Practical Experience of In‑Lake Warehouse Implementation Based on Lakehouse Architecture
This article presents a comprehensive overview of Lakehouse‑based in‑lake warehousing, covering common data‑lake misconceptions, the evolution from databases to data warehouses and lakes, the advantages of Lakehouse over traditional architectures, a reference multi‑layer architecture, typical use cases, challenges, future plans, and a brief Q&A.
Introduction
The presentation titled “Practical Experience of In‑Lake Warehouse Implementation Based on Lakehouse Architecture” outlines the background, current industry status, reference architecture, typical scenarios, future plans, and a Q&A session.
1. Background and Industry Status
Common misconceptions about data lakes include believing they are only for massive storage, only for unstructured data, or only for a raw‑data layer. In reality, data lakes also provide batch, real‑time, interactive analytics, and machine‑learning capabilities, and limiting their use raises costs.
Typical data‑lake usage patterns—raw storage only, raw storage plus batch processing, and multi‑cluster construction—often fail to fully exploit lake capabilities and lead to resource waste, data redundancy, and high operational costs.
2. Evolution of Data Platforms
The evolution is described in four stages: (1) Databases, (2) Data warehouses (OLAP‑oriented), (3) Data lakes (large‑scale storage and compute, adding real‑time and ML), and (4) Lakehouse, which adds transactional, update, and real‑time capabilities to the lake, enabling a unified platform for diverse workloads.
3. Real‑Time Computing Architectures
Three real‑time architectures are compared: Lambda architecture (separate batch and stream layers), OLAP‑based real‑time architecture (enhanced Lambda), and Lakehouse‑based stream‑batch unified architecture, which leverages components like Hudi for incremental processing and allows the same code to run in both batch and streaming modes.
4. Lakehouse Reference Architecture
The reference architecture consists of six layers:
Unified compute cluster layer – supports batch, streaming, interactive queries, and ML in a single cluster, avoiding multi‑cluster overhead.
Unified metadata and permission management layer – provides consistent metadata and access control across the platform.
Data integration layer – handles data ingestion and export with optimized commercial or open‑source tools.
Lakehouse layer – builds warehouse layers (raw, detail, summary) on the lake, offering ACID transactions, upserts, and performance features such as indexing and materialized views.
Unified storage layer – uses object or distributed block storage for massive data.
Marketplace layer – offers diverse query engines (e.g., Doris, ClickHouse, HBase, Redis, IoTDB) to meet specific business scenarios.
This architecture reduces resource redundancy, lowers development and operational costs, and improves data processing efficiency.
5. Typical In‑Lake Warehouse Scenarios
Examples include real‑time lake scenarios (stream‑batch unified processing), data‑layer sharing to improve reuse and reduce cost, gradual migration of batch workloads to real‑time, and building mirror tables or slowly changing dimension (SCD) tables with upsert capabilities. Both batch and real‑time pipelines share the same data, simplifying development.

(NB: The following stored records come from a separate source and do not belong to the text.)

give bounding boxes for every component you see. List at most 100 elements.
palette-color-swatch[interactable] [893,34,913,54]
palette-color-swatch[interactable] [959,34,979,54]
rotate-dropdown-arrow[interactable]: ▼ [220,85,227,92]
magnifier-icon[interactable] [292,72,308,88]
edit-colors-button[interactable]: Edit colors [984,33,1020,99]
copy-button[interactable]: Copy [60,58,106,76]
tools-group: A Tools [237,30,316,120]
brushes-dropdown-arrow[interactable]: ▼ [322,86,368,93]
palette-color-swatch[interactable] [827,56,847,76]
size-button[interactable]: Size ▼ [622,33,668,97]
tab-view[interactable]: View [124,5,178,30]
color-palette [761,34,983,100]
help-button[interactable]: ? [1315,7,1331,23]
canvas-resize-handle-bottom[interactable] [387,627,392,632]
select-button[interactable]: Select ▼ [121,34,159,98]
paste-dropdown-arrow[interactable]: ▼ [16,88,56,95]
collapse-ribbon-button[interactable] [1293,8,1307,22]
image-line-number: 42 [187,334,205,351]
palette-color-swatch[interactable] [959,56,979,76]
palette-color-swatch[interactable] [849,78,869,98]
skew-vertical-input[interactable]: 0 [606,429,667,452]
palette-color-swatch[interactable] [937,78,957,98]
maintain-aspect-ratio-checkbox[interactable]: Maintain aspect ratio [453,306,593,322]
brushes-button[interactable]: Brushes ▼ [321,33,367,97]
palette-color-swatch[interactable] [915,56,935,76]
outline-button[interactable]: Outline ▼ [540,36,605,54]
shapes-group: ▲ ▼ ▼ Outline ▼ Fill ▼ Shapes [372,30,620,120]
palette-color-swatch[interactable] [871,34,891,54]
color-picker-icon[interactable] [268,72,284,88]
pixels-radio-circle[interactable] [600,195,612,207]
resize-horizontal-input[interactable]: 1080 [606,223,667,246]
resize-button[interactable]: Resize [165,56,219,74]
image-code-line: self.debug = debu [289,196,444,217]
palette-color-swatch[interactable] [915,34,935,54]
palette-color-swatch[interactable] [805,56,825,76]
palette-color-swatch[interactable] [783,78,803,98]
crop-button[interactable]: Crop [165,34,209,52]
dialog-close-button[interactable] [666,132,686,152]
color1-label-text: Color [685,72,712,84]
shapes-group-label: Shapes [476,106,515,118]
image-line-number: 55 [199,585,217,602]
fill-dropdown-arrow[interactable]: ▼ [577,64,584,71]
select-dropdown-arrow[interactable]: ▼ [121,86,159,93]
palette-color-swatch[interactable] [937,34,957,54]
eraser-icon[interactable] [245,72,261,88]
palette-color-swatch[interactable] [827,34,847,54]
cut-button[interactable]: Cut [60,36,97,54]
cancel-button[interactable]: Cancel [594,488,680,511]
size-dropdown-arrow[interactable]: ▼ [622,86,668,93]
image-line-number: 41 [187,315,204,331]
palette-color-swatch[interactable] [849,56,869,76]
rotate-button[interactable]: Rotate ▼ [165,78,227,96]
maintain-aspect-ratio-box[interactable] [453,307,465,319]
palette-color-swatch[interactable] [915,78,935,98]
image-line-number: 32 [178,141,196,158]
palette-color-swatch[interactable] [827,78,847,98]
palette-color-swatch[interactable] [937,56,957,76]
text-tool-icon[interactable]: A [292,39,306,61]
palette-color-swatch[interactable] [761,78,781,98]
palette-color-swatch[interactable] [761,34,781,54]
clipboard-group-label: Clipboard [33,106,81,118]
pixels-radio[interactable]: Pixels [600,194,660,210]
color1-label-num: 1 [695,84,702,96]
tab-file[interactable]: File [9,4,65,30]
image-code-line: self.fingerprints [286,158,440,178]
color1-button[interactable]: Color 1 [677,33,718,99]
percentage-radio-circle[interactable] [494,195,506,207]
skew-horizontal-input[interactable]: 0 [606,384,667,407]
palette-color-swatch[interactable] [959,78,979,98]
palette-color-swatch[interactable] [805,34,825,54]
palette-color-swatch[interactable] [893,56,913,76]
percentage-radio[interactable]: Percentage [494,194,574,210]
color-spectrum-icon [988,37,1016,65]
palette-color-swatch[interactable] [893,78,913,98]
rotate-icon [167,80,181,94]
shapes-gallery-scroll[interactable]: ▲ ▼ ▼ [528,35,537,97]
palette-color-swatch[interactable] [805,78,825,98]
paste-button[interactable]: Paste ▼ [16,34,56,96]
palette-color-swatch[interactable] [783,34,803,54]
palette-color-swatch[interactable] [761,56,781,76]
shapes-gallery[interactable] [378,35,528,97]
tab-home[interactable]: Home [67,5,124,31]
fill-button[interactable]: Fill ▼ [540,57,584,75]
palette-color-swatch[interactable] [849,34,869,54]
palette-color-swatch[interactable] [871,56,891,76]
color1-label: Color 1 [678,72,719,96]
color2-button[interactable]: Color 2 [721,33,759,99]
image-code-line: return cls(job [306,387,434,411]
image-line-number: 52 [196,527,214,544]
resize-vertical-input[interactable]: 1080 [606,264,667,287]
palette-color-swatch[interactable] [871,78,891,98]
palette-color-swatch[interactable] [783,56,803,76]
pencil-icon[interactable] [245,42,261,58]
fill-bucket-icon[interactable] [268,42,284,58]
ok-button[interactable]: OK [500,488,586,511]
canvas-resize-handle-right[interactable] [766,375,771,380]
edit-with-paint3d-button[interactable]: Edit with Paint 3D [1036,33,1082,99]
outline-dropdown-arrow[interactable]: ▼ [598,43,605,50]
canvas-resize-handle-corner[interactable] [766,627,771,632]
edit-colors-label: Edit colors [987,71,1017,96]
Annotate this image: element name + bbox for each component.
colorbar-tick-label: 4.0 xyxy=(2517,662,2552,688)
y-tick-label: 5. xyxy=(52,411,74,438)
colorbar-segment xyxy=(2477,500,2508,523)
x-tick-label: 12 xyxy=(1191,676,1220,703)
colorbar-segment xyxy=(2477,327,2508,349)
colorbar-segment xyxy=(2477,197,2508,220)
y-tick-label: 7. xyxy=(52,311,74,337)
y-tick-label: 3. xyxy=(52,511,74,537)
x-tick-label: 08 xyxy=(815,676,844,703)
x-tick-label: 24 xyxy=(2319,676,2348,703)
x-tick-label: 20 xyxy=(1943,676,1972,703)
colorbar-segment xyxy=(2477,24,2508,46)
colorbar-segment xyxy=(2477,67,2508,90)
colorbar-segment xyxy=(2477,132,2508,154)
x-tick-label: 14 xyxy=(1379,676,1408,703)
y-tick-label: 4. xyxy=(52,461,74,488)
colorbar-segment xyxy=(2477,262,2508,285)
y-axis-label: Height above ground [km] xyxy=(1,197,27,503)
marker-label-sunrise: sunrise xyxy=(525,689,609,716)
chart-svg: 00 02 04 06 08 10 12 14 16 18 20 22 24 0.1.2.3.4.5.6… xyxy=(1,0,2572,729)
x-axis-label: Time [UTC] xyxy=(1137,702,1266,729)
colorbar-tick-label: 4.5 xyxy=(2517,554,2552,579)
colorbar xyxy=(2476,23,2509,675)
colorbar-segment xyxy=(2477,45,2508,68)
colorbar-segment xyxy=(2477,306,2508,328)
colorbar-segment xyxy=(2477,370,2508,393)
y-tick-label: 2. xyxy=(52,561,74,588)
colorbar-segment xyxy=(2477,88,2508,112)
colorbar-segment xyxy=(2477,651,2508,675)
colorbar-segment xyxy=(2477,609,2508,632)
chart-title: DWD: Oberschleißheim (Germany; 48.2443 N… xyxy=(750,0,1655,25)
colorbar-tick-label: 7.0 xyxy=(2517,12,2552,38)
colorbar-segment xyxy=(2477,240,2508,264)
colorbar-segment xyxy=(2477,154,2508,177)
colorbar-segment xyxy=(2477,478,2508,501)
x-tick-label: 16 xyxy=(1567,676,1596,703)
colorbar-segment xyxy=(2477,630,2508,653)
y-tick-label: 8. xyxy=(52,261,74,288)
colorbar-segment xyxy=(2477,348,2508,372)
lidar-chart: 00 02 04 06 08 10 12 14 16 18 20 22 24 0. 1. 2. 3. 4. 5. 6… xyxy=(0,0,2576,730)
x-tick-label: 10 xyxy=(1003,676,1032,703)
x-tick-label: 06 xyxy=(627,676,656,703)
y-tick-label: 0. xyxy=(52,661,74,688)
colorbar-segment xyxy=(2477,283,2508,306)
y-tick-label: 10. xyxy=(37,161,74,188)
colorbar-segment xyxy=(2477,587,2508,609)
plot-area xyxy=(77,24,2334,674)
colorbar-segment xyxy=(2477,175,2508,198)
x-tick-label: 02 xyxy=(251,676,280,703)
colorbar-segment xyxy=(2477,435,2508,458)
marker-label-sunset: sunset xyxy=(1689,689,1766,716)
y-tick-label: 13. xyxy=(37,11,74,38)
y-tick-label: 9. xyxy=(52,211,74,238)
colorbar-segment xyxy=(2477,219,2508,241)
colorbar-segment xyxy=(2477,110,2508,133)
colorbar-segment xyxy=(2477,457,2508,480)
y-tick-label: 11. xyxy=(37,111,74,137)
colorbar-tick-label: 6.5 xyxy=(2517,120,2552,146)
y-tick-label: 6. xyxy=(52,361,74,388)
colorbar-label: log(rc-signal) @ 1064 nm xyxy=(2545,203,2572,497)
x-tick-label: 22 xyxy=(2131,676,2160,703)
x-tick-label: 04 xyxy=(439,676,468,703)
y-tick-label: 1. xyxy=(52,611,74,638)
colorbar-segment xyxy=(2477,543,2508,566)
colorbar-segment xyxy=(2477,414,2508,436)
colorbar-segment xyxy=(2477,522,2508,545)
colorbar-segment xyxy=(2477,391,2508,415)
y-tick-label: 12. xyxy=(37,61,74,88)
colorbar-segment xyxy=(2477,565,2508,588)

6. Future Planning and Challenges
Challenges identified are high concurrency writes, complex cross‑table transactions, and steep technical thresholds for Lakehouse features. Future plans focus on “out‑of‑the‑box” usability—allowing business SQL to run directly after deployment—and enhancing scenario‑specific performance, especially for interactive queries.
7. Q&A
Q1: Open‑source Lakehouse projects include Hudi, Iceberg, and DeltaLake. Q2: Unified storage for structured and unstructured data relies on object storage and metadata layers; metadata for unstructured files is limited to file‑system information. Q3: Real‑time lake‑layer processing differs from offline only in latency requirements, allowing flexible layer skipping for faster end‑to‑end results.
Thank you for attending the session.